HESI RN
HESI RN CAT Exam Quizlet
1. The healthcare provider prescribes a diet high in vitamin C for a client with a leg wound. Which food should the nurse encourage the client to eat?
- A. Bananas and pineapple
- B. Cottage cheese and crackers
- C. Peanut butter and jelly
- D. Tomato and lettuce salad
Correct answer: D
Rationale: Tomatoes and lettuce are high in vitamin C, making them suitable choices for a diet prescribed for wound healing. Bananas and pineapple (Choice A) are not particularly high in vitamin C compared to tomatoes and lettuce. Cottage cheese and crackers (Choice B) as well as peanut butter and jelly (Choice C) do not provide significant amounts of vitamin C, which is essential for wound healing.
2. The nurse is caring for a 10-year-old diagnosed with acute glomerulonephritis. Which outcome is the priority for this child?
- A. Activity tolerance as evidenced by appropriate age-level activities being performed
- B. Absence of skin breakdown as evidenced by intact skin and absence of redness
- C. Maintaining adequate nutritional status as evidenced by stable weight without gain or loss
- D. Maintaining fluid balance as evidenced by a urine output of 1 to 2 ml/kg/hr
Correct answer: D
Rationale: In acute glomerulonephritis, maintaining fluid balance is the priority to prevent complications like fluid overload or dehydration. Monitoring urine output within the range of 1 to 2 ml/kg/hr is crucial in assessing renal function. While activity tolerance, skin integrity, and nutritional status are important aspects of care, fluid balance takes precedence due to its direct impact on the renal condition and overall health outcome for the child.
3. A 9-year-old received a short arm cast for a right radius. To relieve itching under the child's cast, which instructions should the nurse provide to the parents?
- A. Blow cool air from a hair dryer under the cast
- B. Twist the cast back and forth
- C. Shake powder into the cast
- D. Push a pencil under the cast edge
Correct answer: A
Rationale: The correct answer is A: 'Blow cool air from a hairdryer under the cast.' Blowing cool air can help relieve itching without damaging the cast or causing injury. Choice B, twisting the cast back and forth, can lead to discomfort, skin irritation, or even injury. Choice C, shaking powder into the cast, can create a mess, increase the risk of skin issues, and interfere with proper healing. Choice D, pushing a pencil under the cast edge, is dangerous as it can cause injury to the child's skin or the underlying tissues. Therefore, the safest and most effective option to relieve itching under the cast is to blow cool air from a hair dryer.
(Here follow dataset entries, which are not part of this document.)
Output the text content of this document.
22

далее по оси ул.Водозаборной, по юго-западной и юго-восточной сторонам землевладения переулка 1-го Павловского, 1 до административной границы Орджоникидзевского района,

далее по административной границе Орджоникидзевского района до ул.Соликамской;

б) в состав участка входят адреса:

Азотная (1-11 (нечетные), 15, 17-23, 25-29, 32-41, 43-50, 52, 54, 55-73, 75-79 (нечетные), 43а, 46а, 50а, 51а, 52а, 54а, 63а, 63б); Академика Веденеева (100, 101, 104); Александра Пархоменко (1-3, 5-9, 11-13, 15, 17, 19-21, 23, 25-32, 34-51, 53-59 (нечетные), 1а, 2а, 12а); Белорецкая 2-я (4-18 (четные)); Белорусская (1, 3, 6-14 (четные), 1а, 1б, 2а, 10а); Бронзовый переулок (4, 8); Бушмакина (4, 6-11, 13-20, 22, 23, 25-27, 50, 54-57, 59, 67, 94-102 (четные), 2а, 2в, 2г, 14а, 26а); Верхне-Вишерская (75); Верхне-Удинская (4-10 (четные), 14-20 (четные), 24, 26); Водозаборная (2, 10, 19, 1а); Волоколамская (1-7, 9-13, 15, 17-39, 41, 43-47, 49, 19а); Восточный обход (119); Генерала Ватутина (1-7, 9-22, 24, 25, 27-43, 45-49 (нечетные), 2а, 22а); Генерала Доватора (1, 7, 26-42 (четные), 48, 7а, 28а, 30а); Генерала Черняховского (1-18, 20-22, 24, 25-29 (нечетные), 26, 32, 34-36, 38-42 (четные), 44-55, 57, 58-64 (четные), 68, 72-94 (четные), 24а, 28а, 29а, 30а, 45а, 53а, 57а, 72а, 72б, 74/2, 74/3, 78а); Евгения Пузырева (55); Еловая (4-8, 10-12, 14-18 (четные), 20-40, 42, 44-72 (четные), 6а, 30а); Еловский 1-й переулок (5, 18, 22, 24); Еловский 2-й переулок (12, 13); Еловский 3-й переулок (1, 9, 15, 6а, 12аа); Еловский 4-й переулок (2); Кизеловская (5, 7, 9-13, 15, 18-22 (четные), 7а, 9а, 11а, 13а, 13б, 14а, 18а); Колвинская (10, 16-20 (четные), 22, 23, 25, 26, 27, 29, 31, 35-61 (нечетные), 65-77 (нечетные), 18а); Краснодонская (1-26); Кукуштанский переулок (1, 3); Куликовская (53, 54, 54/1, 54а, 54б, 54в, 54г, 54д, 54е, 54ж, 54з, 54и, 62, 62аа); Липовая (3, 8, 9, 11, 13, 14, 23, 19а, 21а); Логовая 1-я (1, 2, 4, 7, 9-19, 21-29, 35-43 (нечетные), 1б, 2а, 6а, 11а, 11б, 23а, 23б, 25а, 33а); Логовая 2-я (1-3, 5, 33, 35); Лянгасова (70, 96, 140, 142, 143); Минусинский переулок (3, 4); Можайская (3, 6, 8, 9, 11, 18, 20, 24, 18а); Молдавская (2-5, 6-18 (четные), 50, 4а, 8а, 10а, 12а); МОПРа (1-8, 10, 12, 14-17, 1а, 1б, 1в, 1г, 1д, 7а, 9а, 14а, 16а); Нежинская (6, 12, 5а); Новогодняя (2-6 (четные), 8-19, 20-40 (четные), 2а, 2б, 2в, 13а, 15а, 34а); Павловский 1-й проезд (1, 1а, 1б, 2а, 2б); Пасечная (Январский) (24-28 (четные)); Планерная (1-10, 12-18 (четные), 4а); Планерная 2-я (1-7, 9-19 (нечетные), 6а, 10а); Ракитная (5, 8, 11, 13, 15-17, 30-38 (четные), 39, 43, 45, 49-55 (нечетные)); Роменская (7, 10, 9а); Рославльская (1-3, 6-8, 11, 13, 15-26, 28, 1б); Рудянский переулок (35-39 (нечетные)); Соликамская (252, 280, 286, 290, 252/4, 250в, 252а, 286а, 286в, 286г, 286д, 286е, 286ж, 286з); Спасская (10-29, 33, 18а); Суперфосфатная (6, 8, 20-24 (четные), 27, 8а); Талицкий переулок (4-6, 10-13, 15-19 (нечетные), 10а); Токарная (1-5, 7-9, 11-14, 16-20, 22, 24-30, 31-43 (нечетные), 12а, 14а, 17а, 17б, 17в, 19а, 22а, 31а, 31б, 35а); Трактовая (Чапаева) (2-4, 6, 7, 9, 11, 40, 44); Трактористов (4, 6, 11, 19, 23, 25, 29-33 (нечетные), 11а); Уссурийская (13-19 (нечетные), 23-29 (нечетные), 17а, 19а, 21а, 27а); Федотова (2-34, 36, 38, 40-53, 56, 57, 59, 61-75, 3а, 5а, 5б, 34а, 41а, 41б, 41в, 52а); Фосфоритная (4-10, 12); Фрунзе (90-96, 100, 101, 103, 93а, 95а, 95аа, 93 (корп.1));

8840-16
4. A 24-year-old female client who has a history of rheumatoid arthritis (RA) is taking ibuprofen (Motrin) for pain relief. Which information should the nurse provide the client about taking this medication?
- A. Take the medication with meals
- B. Take the medication with an antacid
- C. Report any changes in stool color to your healthcare provider
- D. Avoid taking aspirin while using this medication
Correct answer: C
Rationale: The correct answer is to instruct the client to report any changes in stool color to the healthcare provider. This is important because changes in stool color can indicate gastrointestinal bleeding, a serious side effect of nonsteroidal anti-inflammatory drugs (NSAIDs) like ibuprofen. Choice A is incorrect because while taking ibuprofen with meals can help reduce stomach upset, it is not the most crucial information to provide. Choice B is incorrect as taking ibuprofen with an antacid is not a standard recommendation. Choice D is also incorrect because while ibuprofen and aspirin are both NSAIDs, they can be taken together under certain circumstances, but it's important to be cautious and follow healthcare provider recommendations.
5. The nurse is caring for a client with a diagnosis of pneumonia who has been febrile for 24 hours. Which data is most important for the nurse to obtain in determining the client's fluid status?
- A. Daily intake and output
- B. Skin turgor
- C. Daily weight
- D. Vital signs every 4 hours
Correct answer: C
Rationale: Daily weight is the most important data for the nurse to obtain in determining the client's fluid status in this scenario. During febrile episodes, assessing daily weight is crucial as it can indicate fluid retention or loss. While monitoring intake and output is important for assessing fluid balance, daily weight provides a more comprehensive picture of fluid status over time. Skin turgor is more indicative of hydration status than overall fluid status, and vital signs, although essential, do not directly assess fluid status as effectively as daily weight.